Finding the proper evidence to prove the Hills never officially gave up their rights required some thorough crate-digging. Rifkin says George Washington University law professor Robert Brauneis was a huge help, but sites like eBay with amateur collectors were just as essential for obtaining original documents. The deus ex machina of the case, as first reported in July, was a 1922 songbook that showed possible forfeiture of any copyright. The plaintiffs acquired a PDF of the songbook from Warner, but another laywer on the case, Daniel J. Schacht, tells me they sent it with some particularly crucial lines “blurred out.” It was when they obtained an original, which showed Warner’s lack of a copyright, that winning the case was a lock.
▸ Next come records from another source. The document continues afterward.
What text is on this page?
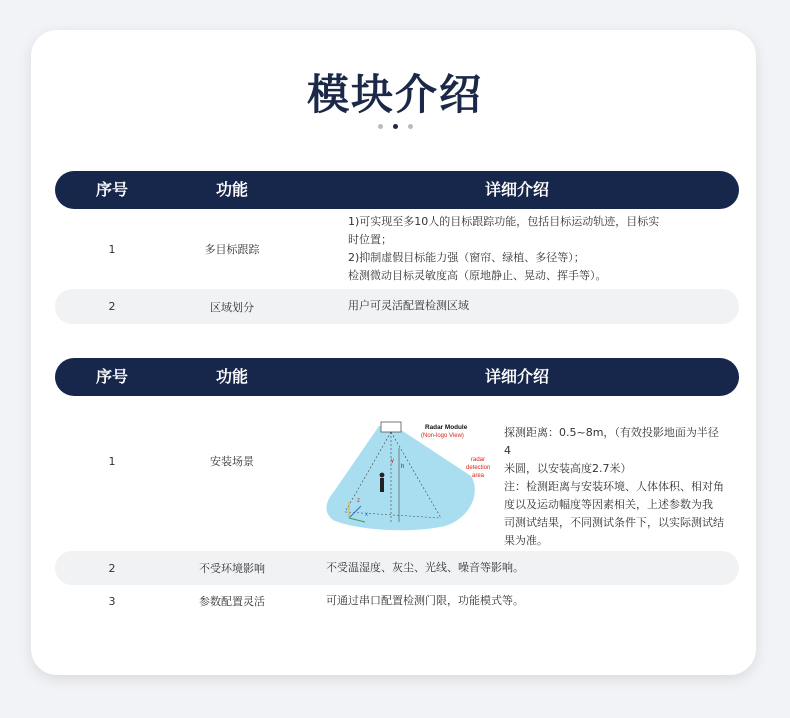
模块介绍
序号	功能	详细介绍
1	多目标跟踪
1)可实现至多10人的目标跟踪功能，包括目标运动轨迹，目标实
时位置；
2)抑制虚假目标能力强（窗帘、绿植、多径等）；
检测微动目标灵敏度高（原地静止、晃动、挥手等）。
2	区域划分	用户可灵活配置检测区域
序号	功能	详细介绍
1	安装场景	y
x
z
h
Radar Module
(Non-logo View)
radar
detection
area
探测距离：0.5~8m，（有效投影地面为半径4
米圆，以安装高度2.7米）
注：检测距离与安装环境、人体体积、相对角
度以及运动幅度等因素相关，上述参数为我
司测试结果，不同测试条件下，以实际测试结
果为准。
2	不受环境影响	不受温湿度、灰尘、光线、噪音等影响。
3	参数配置灵活	可通过串口配置检测门限，功能模式等。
Now that they’ve cleared “the biggest hurdle,” as Schacht puts it, the next step is getting money back from Warner for everybody who’d been unfairly charged for using “Happy Birthday” — the class-certification and damages. Schacht estimates that Warner owes $2 million (per year) to those who’ve been improperly charged. The real trick is figuring out how far back the reparations extend. Schacht hopes it can go as far as 1935 — when Warner/Chappell’s predecessor registered its copyright — but he knows that an appeal could delay the process and the damages decision.
Since Warner/Chappell’s copyright has basically expired — notwithstanding an appeal — Rifkin sees no reason why people can’t start using the song publicly. Schacht agrees, pointing out to me that chain restaurants could realistically start singing it for kids’ birthdays immediately. It’s strange to think that something like a child’s birthday that feels so personal had been affected for so long by a corporation’s faulty claim to a widely loved song. It’s exciting that “Happy Birthday” is once again free for public use. Rifkin, however, doesn’t want the fight to fade into the footnotes of history. He reminds me, two amazing women wrote the most universally recognized song way back in the 19th century, and we’re still working to make it available to everybody. The “Happy Birthday” lawsuit, he tells me, is about more than the song. It’s about standing up to the corporations and winning back what belongs to the world — having your cake, and singing around it, too.